Debrief: Great North Run

I randomly popped a ballot application in for the Great North Run at some point last year – can’t even remember when. It’s clearly an awesome race & the largest half marathon in the world, but it’s never been a bucket list one for me. I know plenty folk who’ve ran it, including a friend who raised money for WWF by running with a life-size stuffed panda on her back, & my cousins, who’ve ran it several times in a big group to raise money for a local charity. It’s always had a good report, despite the course congestion, & it’s fairly close to home. I like all these things.

The email came in with confirmation of a place back in February, but I was heavily concentrating on something else & it barely even registered. I think I did an insta post or story about it, but September seemed ages away, and at that point in marathon training I was running 13.1 regularly as an easy run or in the rest weeks, so it didn’t seem like that big a deal.

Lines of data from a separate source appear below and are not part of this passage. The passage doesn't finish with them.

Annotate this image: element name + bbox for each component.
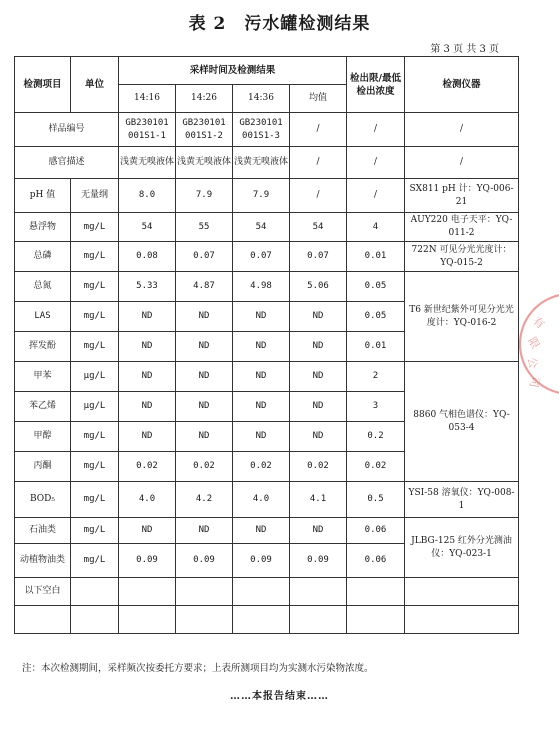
unit: mg/L bbox=[71, 482, 119, 518]
value-3: ND bbox=[233, 392, 290, 422]
table-row bbox=[15, 242, 519, 272]
item-name: 丙酮 bbox=[15, 452, 71, 482]
table-row bbox=[15, 578, 519, 606]
limit-value: 0.06 bbox=[347, 518, 405, 544]
table-row bbox=[15, 272, 519, 302]
value-1: 4.0 bbox=[119, 482, 176, 518]
value-2: ND bbox=[176, 332, 233, 362]
unit: 无量纲 bbox=[71, 179, 119, 213]
instrument-cell: AUY220 电子天平：YQ-011-2 bbox=[405, 213, 519, 242]
unit: mg/L bbox=[71, 422, 119, 452]
header-unit: 单位 bbox=[71, 57, 119, 113]
limit-value: 0.06 bbox=[347, 544, 405, 578]
mean-value: ND bbox=[290, 518, 347, 544]
unit: mg/L bbox=[71, 544, 119, 578]
value-3: 0.07 bbox=[233, 242, 290, 272]
instrument-cell: / bbox=[405, 147, 519, 179]
limit-value: 0.01 bbox=[347, 242, 405, 272]
unit: μg/L bbox=[71, 392, 119, 422]
svg-text:有: 有 bbox=[530, 314, 547, 332]
limit-value: 4 bbox=[347, 213, 405, 242]
limit-value: 2 bbox=[347, 362, 405, 392]
mean-value: ND bbox=[290, 302, 347, 332]
item-name: 石油类 bbox=[15, 518, 71, 544]
value-1: ND bbox=[119, 362, 176, 392]
value-1: 8.0 bbox=[119, 179, 176, 213]
value-2: ND bbox=[176, 362, 233, 392]
mean-value: 5.06 bbox=[290, 272, 347, 302]
limit-value: 0.05 bbox=[347, 272, 405, 302]
mean-value: ND bbox=[290, 332, 347, 362]
unit: mg/L bbox=[71, 302, 119, 332]
results-table bbox=[14, 56, 519, 634]
value-1: 0.02 bbox=[119, 452, 176, 482]
value-3: ND bbox=[233, 518, 290, 544]
instrument-cell: JLBG-125 红外分光测油仪：YQ-023-1 bbox=[405, 518, 519, 578]
limit-value: 0.2 bbox=[347, 422, 405, 452]
mean-value: ND bbox=[290, 362, 347, 392]
value-1: ND bbox=[119, 332, 176, 362]
header-time-3: 14:36 bbox=[233, 85, 290, 113]
sense-desc-3: 浅黄无嗅液体 bbox=[233, 147, 290, 179]
svg-text:公: 公 bbox=[525, 356, 540, 370]
limit-value: 0.05 bbox=[347, 302, 405, 332]
value-2: 55 bbox=[176, 213, 233, 242]
instrument-cell: 722N 可见分光光度计：YQ-015-2 bbox=[405, 242, 519, 272]
unit: mg/L bbox=[71, 213, 119, 242]
svg-text:司: 司 bbox=[527, 375, 542, 389]
mean-value: 0.02 bbox=[290, 452, 347, 482]
value-2: ND bbox=[176, 302, 233, 332]
value-3: 7.9 bbox=[233, 179, 290, 213]
value-2: ND bbox=[176, 392, 233, 422]
value-1: ND bbox=[119, 392, 176, 422]
value-1: 0.08 bbox=[119, 242, 176, 272]
limit-value: / bbox=[347, 113, 405, 147]
mean-value: 0.07 bbox=[290, 242, 347, 272]
page-number: 第 3 页 共 3 页 bbox=[430, 44, 499, 55]
row-label: 感官描述 bbox=[15, 147, 119, 179]
item-name: 悬浮物 bbox=[15, 213, 71, 242]
mean-value: ND bbox=[290, 392, 347, 422]
header-mean: 均值 bbox=[290, 85, 347, 113]
value-1: 54 bbox=[119, 213, 176, 242]
sense-desc-1: 浅黄无嗅液体 bbox=[119, 147, 176, 179]
table-row bbox=[15, 179, 519, 213]
instrument-cell: T6 新世纪紫外可见分光光度计：YQ-016-2 bbox=[405, 272, 519, 362]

Fast forward a few months and it was a lot sooner & I was not massively prepared for it. There’s been no training plan, except maintaining fitness as much as I can. There is no goal in mind, aside from completing it, but even then I’m not going to push myself to keep running if I need to slow down.

such bridge, tho

This way of thinking is not how I usually run. It’s different to Run The Blades, which I undertook at 12 weeks pregnant, because I’m now more or less halfway through at almost 20 weeks & running is getting a little more difficult every time. I haven’t really mentioned this race to many people, & those who did know mostly assumed I was going to drop out or defer the place.

But despite slowing down quite a bit, I didn’t see any reason to not run. I was lucky enough to have lots of friends and family running it too, it’s a very inclusive race that caters well for a lot of slower runners, & there’s no merit in not trying. Mostly, I have no idea what life will be like in September 2020 so it’s a much better idea to have a crack at it now, even if slow.

Lol at being in the 1:50-1:55 finish wave, though

I’m writing this on the train home, tea in hand. Tyneside is close enough to Scotland to be there, raced & back in 24 hours, which is good. Today has been the furthest distance I’ve run since knowingly pregnant, & I was quite apprehensive about it. Most people are very supportive, & those that aren’t aka my mother are just concerned. I get that. But I might never get a chance to run GNR again & I’m not chucking an entry fee unless I absolutely have to.

So. Full sun was forecast and was very much a feature of the day. Not ideal, but I sought the shade at all times, made use of almost every water station & every shower, & will be forever grateful to the good people of Tyne & Wear who stood in their gardens with hosepipes. Higher temps definitely slowed me down a lot & I walked several times, always keeping an eye on my heart rate and perceived effort.

I had genuinely considered wearing a long sleeve top

It was quite difficult & I am more than happy to admit that. With hindsight, I wouldn’t do this distance again at this stage. It was a long way & I currently feel the same as I’ve done in the past after running a lot further. I’m sore everywhere & I want a warm bath & some more tea & to not be at work for 8am tomorrow. I felt fine when actually running, though, so I’m guessing how I feel now is just heightened fatigue rather than unusual or dangerous. & baby’s currently fluttering away in there, which I started to feel a couple of weeks ago, so that’s good. I am going to take a few days recovery & make sure I get plenty of rest too.

Random points:

  • I don’t realise quite how much I’m flexing the bump until I’m tired & stop doing it. Right now it looks huge because I’m sitting down & have eaten loads of snacks all day
  • Number of women who slowed for a chat before overtaking, or said nice things: loads!
  • Number of mostly men people who elbow-barged me out of the way: also loads, unfortunately
  • I walked about 7 times for 1-2 minutes each time, usually during a hill or when my watch peeped at me for a high heart rate
  • Comparable to London in terms of route congestion, iconic bridge moment, crowd cheers & good marshalling. The end/event village was absolutely chaotic though & would put me off running or spectating again. Volumes of people meant no phone service & it was really strangely laid out.
  • I will have actual nightmares about the mile 9 portaloos 🤢

All in all, I’m glad to have been able to run this but as above, had I not had the race entry ready to go, I wouldn’t deliberately take this distance on during pregnancy. It might be bad timing, & even a couple of weeks ago might have been better for me, but we’ll never know. For now, I’m grateful that all I’m feeling is mild discomfort, tiny fluttery kicks & a crazy desire for sleep.